Negative Population Growth in US Rural Nonmetropolitan Counties
In January 2026, the USDA, Economic Research Service (ERS) published the latest update of Rural America at a Glance: 2025 Edition. The companion chart to this post is from that publication, but is also the same chart that was published for the first time in 3 months, on the ERS Charts of Note this week. (It is so nice to see ERS posting these charts again after the 3-month pause).

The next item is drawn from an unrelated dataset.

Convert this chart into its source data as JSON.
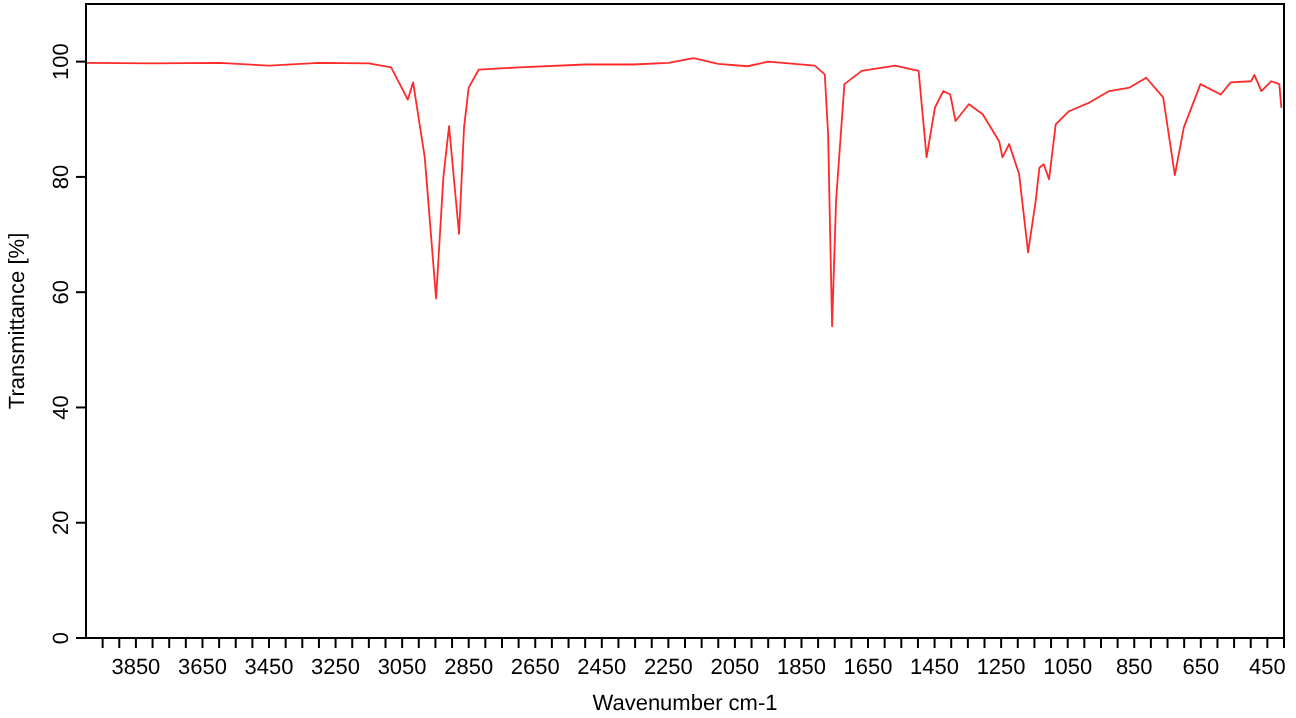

Metropolitan (Metro) and Nonmetropolitan (Non-metro) counties serve as a general proxy for rural and urban populations. They are not the same thing. Effectively, the counties that contain an urban center become the hub of the metropolitan statistical area. The St. Louis Missouri Metropolitan Statistical Area contains 14 counties and the City of St. Louis. Bond County, Illinois, the home of Biomass Rules, is 45 east of St. Louis in Illinois. Bond county is a very rural county of 16,000 people. It is part of the St. Louis Statistical Area because a significant number of residents of this rural county commute to work in the St. Louis area. So the metro counties are composed of urban centers and their rural collar counties. Non-metro counties are fairly exclusively rural.
So Non-metro counties are sparsely populated. Employment can be a challenge. For decades, US rural and non-metro counties have been losing residents. How are you going to keep them down on the farm after they have seen Pa-ree (1919)? Generations have been moving off the farm to find work and higher lifestyles in larger cities.
This chart from the recently released, Rural America at a Glance, illustrates that the natural growth cycle in nonmetropolitan counties are negative. The factor that allows populations to be positive, is that more individuals still migrate into nonmetropolitan counties. But individuals migrate into these rural areas at a lower rate than individuals migrate into the metropolitan counties. This post’s chart provides 4 years of population data.
There are nonmetropolitan and rural counties that are growing. But on average more of these counties are losing residents than gaining them.
This is a great chart. Thanks USDA, ERS for providing excellent thought leadership on this issue!